Last weekend in Argentina
ARGENTINA | Friday, 19 February 2010 | Views [565]
I have a couple days in Buenos Aires before I go back to the States. It rains pretty much the whole time that I’m there, so badly one evening that the streets are all flooded. It has me in a bad mood, but I try to stay positive. I’m excited to be in a place with good food, to be staying in a hotel rather than a dorm room or a tent and not to have to wear gross hiking clothes.
I spend one morning in the city center visiting the historic buildings that I didn’t see my first time in BA. I also check out the Calatrava bridge, right across from which there is a Hooters, which I do not check out. Next I go to the northern neightborhood of Palermo to see the childhood home of the writer Jorge Luis Borges. It’s a small, unspectacular brick building, but it’s got an interesting entrance done in a sort of Byzantine style. I really want to go inside, but as far as I can tell, it’s somebody’s home. How cool would it be to live in Borges’ childhood house? I feel like there’s some crazy closet inside that leads to another dimension.

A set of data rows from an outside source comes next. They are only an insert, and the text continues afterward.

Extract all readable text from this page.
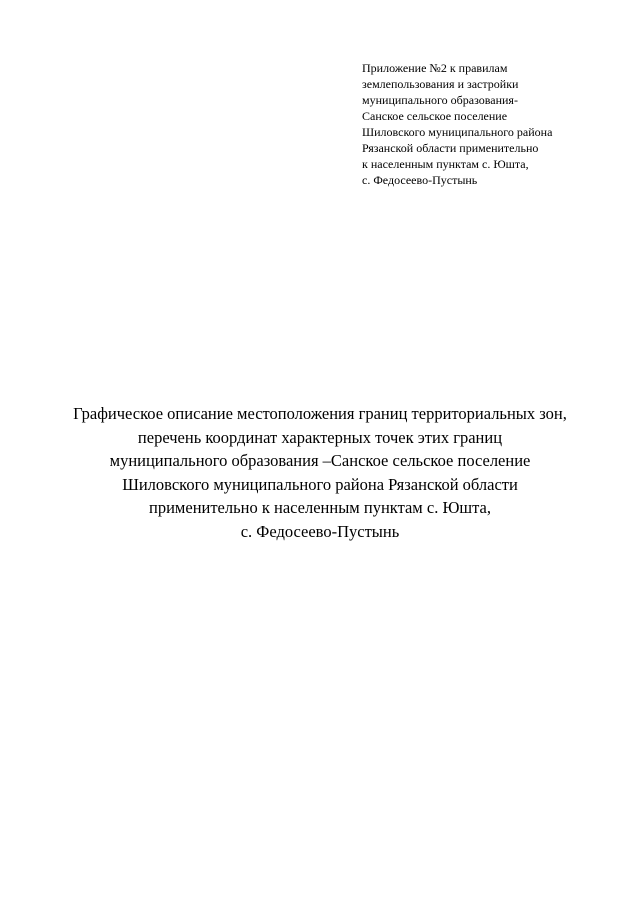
Приложение №2 к правилам
землепользования и застройки
муниципального образования-
Санское сельское поселение
Шиловского муниципального района
Рязанской области применительно
к населенным пунктам с. Юшта,
с. Федосеево-Пустынь
Графическое описание местоположения границ территориальных зон,
перечень координат характерных точек этих границ
муниципального образования –Санское сельское поселение
Шиловского муниципального района Рязанской области
применительно к населенным пунктам с. Юшта,
с. Федосеево-Пустынь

My next literary port of call is the Plaza Julio Cortazar, also in Palermo. There’s a street fair going on there, but otherwise there’s nothing special or related to Cortazar. I’m there more for the feeling of the neighborhood because it’s where part of Cortazar’s amazing book Hopscotch takes place. I like walking around the street fair, the shops and cafes and I realize that, despite my expectations, I’ve missed city life. I buy way too many clothes that afternoon, also something I’ve missed after three months of wearing a pair of those weird pants that zip away into shorts almost every day.
That night I have dinner with Nick and Joanna, who were my hosts when I first came to South America three months ago. We go to an excellent French/ Asian fusion restaurant in Palermo where I get a curry that actually has some spice to it. It’s nice to talk and be around people again after two and a half weeks of being by myself. I can’t believe how quickly the time has gone and that I’m about to go home.
The next day is Sunday and my last day in South America. I’ve been looking forward to this day for weeks because of the Sunday antiques market in the San Telmo neighborhood. San Telmo is so beautiful. It’s full of these ornate old buildings that are in varying states of decrepitude. If I were to live in Buenos Aires, I would want to live here in a crumbling old mansion.
It’s a rainy morning (again) and since my hotel is right in San Telmo, I’m able to get an early start before most of the tourists hit the streets. I’m on a serious mission for cool old stuff to add to my collection of things from the 20’s and 30’s. I come away with a pendant from the Buenos Aires jockey club from 1915, two old glass pharmacy bottles with cool labels in Spanish (one even still has the original powder inside), a patchwork beret from the 30’s, a white sequined cape from the 20’s and, also from the 20’s, a blue vest with stars embroidered in white and red beads and gold metallic thread. Yay!
I decide to take a break from consumerism and visit El Zanjon. From the outside, it looks like a normal building, but it’s got an underground passage that takes you down to the city’s original houses and sewer system. It’s just the kind of hidden world that I imagined existing in Borges’ house.
Nothing very exciting happened that evening. I just walked and walked and walked around San Telmo, not wanting the day to end. I got melodramatic and kept thinking, ‘This is the last _____.” But the day did end and the next morning was a rush of croissants, coffee, luggage, taxis and waiting around until I finally boarded my plane. I was going home.